Shuttle Nears Rendezvous With Hubble Telescope for Repairs
KENNEDY SPACE CENTER, Fla. — Space shuttle Discovery and its mechanic-astronauts chased the Hubble Space Telescope on Tuesday for a service call that took on new urgency with the failure of one of its components.
A science instrument aboard Hubble conked out Friday. The seven astronauts are bringing its replacement, a top-of-the-line spectrograph that they will install on Friday.
“This is an example, you could say, of just in time,” NASA payload manager Kenneth Ledbetter said after Discovery’s spectacular liftoff early Tuesday.
Once Discovery was on its way, ground controllers pivoted Hubble into a safe position for Thursday’s rendezvous and began shutting down the telescope, one component after another.

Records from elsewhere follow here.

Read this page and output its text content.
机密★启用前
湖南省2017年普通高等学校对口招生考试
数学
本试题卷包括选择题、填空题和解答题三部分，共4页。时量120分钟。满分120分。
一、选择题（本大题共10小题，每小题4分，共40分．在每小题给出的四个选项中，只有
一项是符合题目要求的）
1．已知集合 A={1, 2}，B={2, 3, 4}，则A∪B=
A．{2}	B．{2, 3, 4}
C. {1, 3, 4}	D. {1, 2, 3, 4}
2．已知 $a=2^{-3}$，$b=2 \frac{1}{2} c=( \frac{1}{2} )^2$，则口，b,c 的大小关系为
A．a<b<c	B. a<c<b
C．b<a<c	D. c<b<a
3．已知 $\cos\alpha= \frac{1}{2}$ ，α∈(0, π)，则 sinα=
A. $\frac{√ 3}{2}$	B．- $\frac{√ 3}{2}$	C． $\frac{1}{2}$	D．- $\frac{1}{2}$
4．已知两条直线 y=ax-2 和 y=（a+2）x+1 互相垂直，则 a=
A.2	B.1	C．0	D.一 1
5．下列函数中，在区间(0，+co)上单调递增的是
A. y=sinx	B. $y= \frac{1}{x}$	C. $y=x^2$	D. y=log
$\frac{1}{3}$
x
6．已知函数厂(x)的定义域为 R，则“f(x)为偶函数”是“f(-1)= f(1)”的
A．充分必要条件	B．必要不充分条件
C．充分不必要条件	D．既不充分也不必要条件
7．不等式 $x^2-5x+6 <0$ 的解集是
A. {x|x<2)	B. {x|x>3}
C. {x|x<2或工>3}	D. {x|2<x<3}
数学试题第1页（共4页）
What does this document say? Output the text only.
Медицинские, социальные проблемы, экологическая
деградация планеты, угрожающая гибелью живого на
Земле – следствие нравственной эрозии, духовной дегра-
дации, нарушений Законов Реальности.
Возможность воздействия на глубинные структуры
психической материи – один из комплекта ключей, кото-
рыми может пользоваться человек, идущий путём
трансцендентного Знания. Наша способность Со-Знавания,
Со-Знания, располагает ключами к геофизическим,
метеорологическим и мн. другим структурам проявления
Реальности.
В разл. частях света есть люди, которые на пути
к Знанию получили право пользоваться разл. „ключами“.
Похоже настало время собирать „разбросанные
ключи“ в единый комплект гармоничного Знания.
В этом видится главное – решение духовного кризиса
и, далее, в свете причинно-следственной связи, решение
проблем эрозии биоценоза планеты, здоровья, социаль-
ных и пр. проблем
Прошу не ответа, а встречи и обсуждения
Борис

Within six hours, Discovery had narrowed the gap from 7,500 miles at the start of the chase to 5,200.
This will be the second Hubble visit by spacewalking astronauts in three years.
The priority during the first of four spacewalks on consecutive days will be to install the new $125-million imaging spectrograph and a $105-million near-infrared camera.
Scientists hope to peer back even farther in time and space with these instruments, which will bring Hubble up to date.
“With a little luck, in a couple weeks the best telescope in the universe will be even better than it is now,” shuttle commander Kenneth Bowersox said.
The $2-billion telescope, considered the world’s premier optical observatory, was launched from the same shuttle in 1990.